No, it's not dehydration which causes endurance athletes to collapse, it's hypoglycaemia, i.e. running out of carbohydrate. Or, in the case of the aforesaid English 800m runner, his liver desperately grabbing blood, i.e. oxygen, from where it was less required, e.g. his legs and his guts, in an attempt to prevent the flood of lactic acid it was receiving from killing him. Whereas all the fast marathon, 10000m and 5000m runners, particularly the world record breakers, aim for even pacing or slightly negative splits, all the British, and most of the world's 400m and 800m racers, run the first half around 10% quicker than the second half of their races. Crazy!

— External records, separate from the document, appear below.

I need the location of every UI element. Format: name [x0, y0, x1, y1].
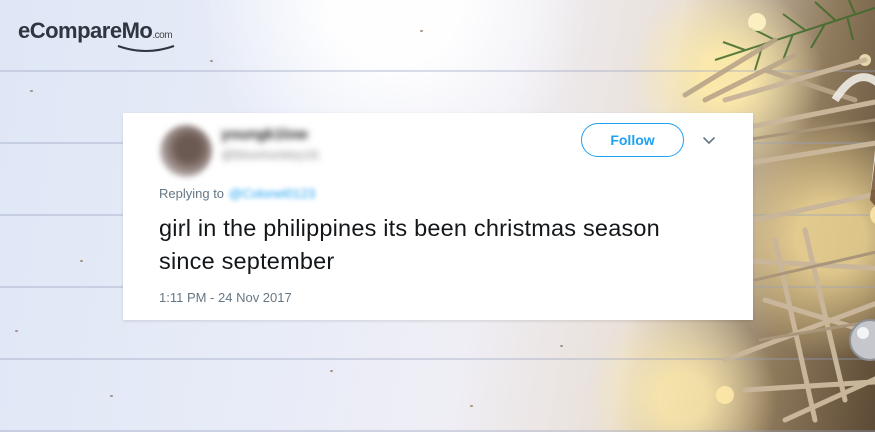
follow-button[interactable]: Follow — [581, 123, 684, 157]
avatar[interactable] — [160, 125, 212, 177]
display-name[interactable]: youngk1low — [221, 126, 308, 143]
background-speck — [80, 260, 83, 262]
tweet-card: youngk1low @bloomonkey16 Follow Replying… — [123, 113, 753, 320]
replying-to-mention[interactable]: @Colonel0123 — [229, 186, 315, 201]
background-speck — [330, 370, 333, 372]
brand-logo-text: eCompareMo — [18, 18, 153, 43]
background-speck — [210, 60, 213, 62]
background-speck — [30, 90, 33, 92]
background-speck — [15, 330, 18, 332]
brand-logo-suffix: .com — [152, 30, 173, 41]
logo-swoosh-icon — [117, 45, 175, 52]
background-speck — [470, 405, 473, 407]
background-speck — [420, 30, 423, 32]
background-speck — [110, 395, 113, 397]
background-speck — [560, 345, 563, 347]
brand-logo[interactable]: eCompareMo.com — [18, 18, 175, 52]
tweet-text: girl in the philippines its been christm… — [159, 215, 660, 274]
user-handle[interactable]: @bloomonkey16 — [221, 147, 319, 162]
chevron-down-icon[interactable] — [701, 133, 717, 149]
tweet-timestamp[interactable]: 1:11 PM - 24 Nov 2017 — [159, 290, 292, 305]
replying-to-label: Replying to — [159, 186, 225, 201]
replying-to-line: Replying to @Colonel0123 — [159, 186, 315, 201]
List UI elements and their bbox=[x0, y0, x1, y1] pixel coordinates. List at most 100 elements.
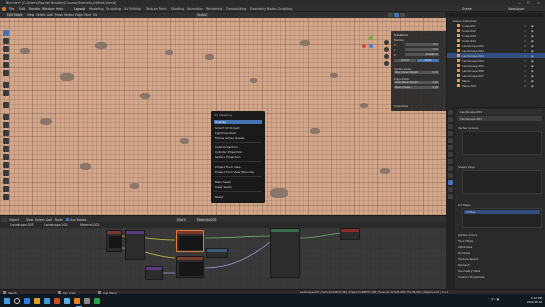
uv-sphere-projection[interactable]: Sphere Projection bbox=[214, 155, 262, 159]
mean-bevel-vertex-field[interactable]: Mean Bevel Weight 0.00 bbox=[394, 71, 439, 75]
z-field[interactable]: -0.0262 m bbox=[405, 53, 439, 57]
material-output-node[interactable] bbox=[340, 228, 360, 240]
uv-follow-active-quads[interactable]: Follow Active Quads bbox=[214, 136, 262, 140]
uv-lightmap-pack[interactable]: Lightmap Pack bbox=[214, 131, 262, 135]
pan-icon[interactable] bbox=[384, 47, 389, 52]
use-nodes-checkbox[interactable] bbox=[66, 218, 69, 221]
image-texture-node[interactable] bbox=[176, 256, 204, 278]
section-uv-maps[interactable]: UV Maps bbox=[455, 202, 540, 207]
tab-compositing[interactable]: Compositing bbox=[226, 7, 246, 11]
eye-icon[interactable]: ◉ bbox=[531, 44, 534, 48]
clock-date[interactable]: 2022-08-18 bbox=[518, 301, 542, 304]
blender-logo-icon[interactable] bbox=[2, 7, 6, 11]
view-layer-selector[interactable]: ViewLayer bbox=[508, 7, 524, 11]
shading-material-icon[interactable] bbox=[394, 13, 399, 17]
taskbar-app-icon[interactable] bbox=[24, 297, 30, 304]
outliner-search-input[interactable] bbox=[449, 13, 543, 17]
y-field[interactable]: 0 m bbox=[405, 48, 439, 52]
tab-shading[interactable]: Shading bbox=[171, 7, 184, 11]
menu-help[interactable]: Help bbox=[56, 7, 63, 11]
windows-start-icon[interactable] bbox=[4, 297, 10, 304]
zoom-icon[interactable] bbox=[384, 40, 389, 45]
section-remesh[interactable]: Remesh bbox=[455, 262, 540, 267]
tab-animation[interactable]: Animation bbox=[187, 7, 203, 11]
taskbar-app-icon[interactable] bbox=[84, 297, 90, 304]
uv-reset[interactable]: Reset bbox=[214, 195, 262, 199]
constraints-tab-icon[interactable] bbox=[448, 173, 453, 178]
menu-face[interactable]: Face bbox=[84, 13, 91, 17]
eye-icon[interactable]: ◉ bbox=[531, 29, 534, 33]
tab-rendering[interactable]: Rendering bbox=[206, 7, 222, 11]
eye-icon[interactable]: ◉ bbox=[531, 54, 534, 58]
taskbar-app-icon[interactable] bbox=[54, 297, 60, 304]
shrink-fatten-icon[interactable] bbox=[3, 186, 9, 192]
select-box-icon[interactable] bbox=[3, 30, 9, 36]
clock-time[interactable]: 4:12 PM bbox=[520, 296, 542, 300]
editor-type-icon[interactable] bbox=[2, 217, 7, 222]
outliner-panel[interactable]: Scene Collection Cube.001 ▽ ◉ Cube.002 ▽ ◉ C… bbox=[446, 12, 545, 107]
taskbar-app-icon[interactable] bbox=[34, 297, 40, 304]
tab-geometry-nodes[interactable]: Geometry Nodes bbox=[250, 7, 277, 11]
shape-keys-list[interactable] bbox=[462, 170, 542, 194]
poly-build-icon[interactable] bbox=[3, 154, 9, 160]
output-tab-icon[interactable] bbox=[448, 124, 453, 129]
section-texture-space[interactable]: Texture Space bbox=[455, 256, 540, 261]
tab-modeling[interactable]: Modeling bbox=[89, 7, 104, 11]
search-icon[interactable] bbox=[14, 297, 20, 304]
tab-uv-editing[interactable]: UV Editing bbox=[124, 7, 141, 11]
mean-crease-field[interactable]: Mean Crease 0.00 bbox=[394, 86, 439, 90]
close-button[interactable]: ✕ bbox=[537, 1, 540, 5]
rip-icon[interactable] bbox=[3, 194, 9, 200]
section-normals[interactable]: Normals bbox=[455, 250, 540, 255]
section-vertex-groups[interactable]: Vertex Groups bbox=[455, 125, 540, 130]
menu-file[interactable]: File bbox=[9, 7, 14, 11]
eye-icon[interactable]: ◉ bbox=[531, 24, 534, 28]
ortho-toggle-icon[interactable] bbox=[384, 61, 389, 66]
minimize-button[interactable]: — bbox=[518, 1, 521, 5]
navigation-gizmo[interactable] bbox=[360, 35, 382, 57]
uv-maps-list[interactable]: UVMap bbox=[462, 208, 542, 228]
eye-icon[interactable]: ◉ bbox=[531, 59, 534, 63]
modifier-tab-icon[interactable] bbox=[448, 152, 453, 157]
properties-subpanel-label[interactable]: Properties bbox=[394, 104, 408, 108]
uv-clear-seam[interactable]: Clear Seam bbox=[214, 185, 262, 189]
tool-tab-icon[interactable] bbox=[448, 110, 453, 115]
eye-icon[interactable]: ◉ bbox=[531, 49, 534, 53]
eye-icon[interactable]: ◉ bbox=[531, 74, 534, 78]
section-vertex-colors[interactable]: Vertex Colors bbox=[455, 232, 540, 237]
mesh-data-name-field[interactable]: Landscape.003 bbox=[458, 116, 542, 121]
uv-map-item[interactable]: UVMap bbox=[464, 210, 540, 214]
menu-select[interactable]: Select bbox=[36, 13, 46, 17]
uv-project-from-view-bounds[interactable]: Project from View (Bounds) bbox=[214, 170, 262, 174]
eye-icon[interactable]: ◉ bbox=[531, 69, 534, 73]
eye-icon[interactable]: ◉ bbox=[531, 64, 534, 68]
tab-layout[interactable]: Layout bbox=[74, 7, 85, 11]
transform-icon[interactable] bbox=[3, 70, 9, 76]
particles-tab-icon[interactable] bbox=[448, 159, 453, 164]
x-field[interactable]: 0 m bbox=[405, 43, 439, 47]
section-attributes[interactable]: Attributes bbox=[455, 244, 540, 249]
principled-bsdf-node[interactable] bbox=[270, 228, 300, 278]
uv-smart-project[interactable]: Smart UV Project bbox=[214, 126, 262, 130]
taskbar-blender-icon[interactable] bbox=[74, 297, 80, 304]
local-toggle[interactable]: Local bbox=[417, 59, 439, 63]
menu-uv[interactable]: UV bbox=[93, 13, 97, 17]
menu-view[interactable]: View bbox=[27, 13, 34, 17]
edge-slide-icon[interactable] bbox=[3, 178, 9, 184]
camera-view-icon[interactable] bbox=[384, 54, 389, 59]
rotate-icon[interactable] bbox=[3, 54, 9, 60]
eye-icon[interactable]: ◉ bbox=[531, 34, 534, 38]
uv-mark-seam[interactable]: Mark Seam bbox=[214, 180, 262, 184]
section-shape-keys[interactable]: Shape Keys bbox=[455, 164, 540, 169]
tab-texture-paint[interactable]: Texture Paint bbox=[146, 7, 167, 11]
tab-sculpting[interactable]: Sculpting bbox=[106, 7, 121, 11]
uv-cube-projection[interactable]: Cube Projection bbox=[214, 145, 262, 149]
mean-bevel-edge-field[interactable]: Mean Bevel Weight 0.00 bbox=[394, 81, 439, 85]
mapping-node[interactable] bbox=[125, 230, 145, 260]
vertex-groups-list[interactable] bbox=[462, 131, 542, 155]
menu-mesh[interactable]: Mesh bbox=[55, 13, 63, 17]
outliner-row[interactable]: Plane.001 ▽ ◉ bbox=[447, 83, 545, 88]
mode-selector[interactable]: Edit Mode bbox=[6, 13, 24, 18]
physics-tab-icon[interactable] bbox=[448, 166, 453, 171]
tab-scripting[interactable]: Scripting bbox=[278, 7, 292, 11]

Subsequent to my failure to achieve that M65 100 mile WR back in 1996, due to hypoglycaemia, I'd been increasing my carbohydrate intake per mile for each race to the point, as I was collecting the M70 WR's for 50k to 50miles, I threw up, as the Americans say (yes, that race was in the USA : Megan's Run in Portland, Oregon). For Comrades, I reckoned I would need 900g of the stuff. With an estimated 250g from my usual carbohydrate loading regime; 242 from the PowerGels I'd bought after talking to the PowerBar man at the London Marathon Expo; the Coke at, say, 150ml at 6% CHO another 414, that made a total of 906. Cracked it! With, of course, all those bananas to hand should I have underestimated the extra calorie cost for that vertical mile climb from Durban on the Up course.

Comrades starts at 0600 hrs, in the dark, so that the sub 11 hour finishers don't need torches to light their way from the 10th hour in. I arrived at 05:30 to find the road leading up to the start almost deserted and, it seemed, the whole 11,000 plus field already in place.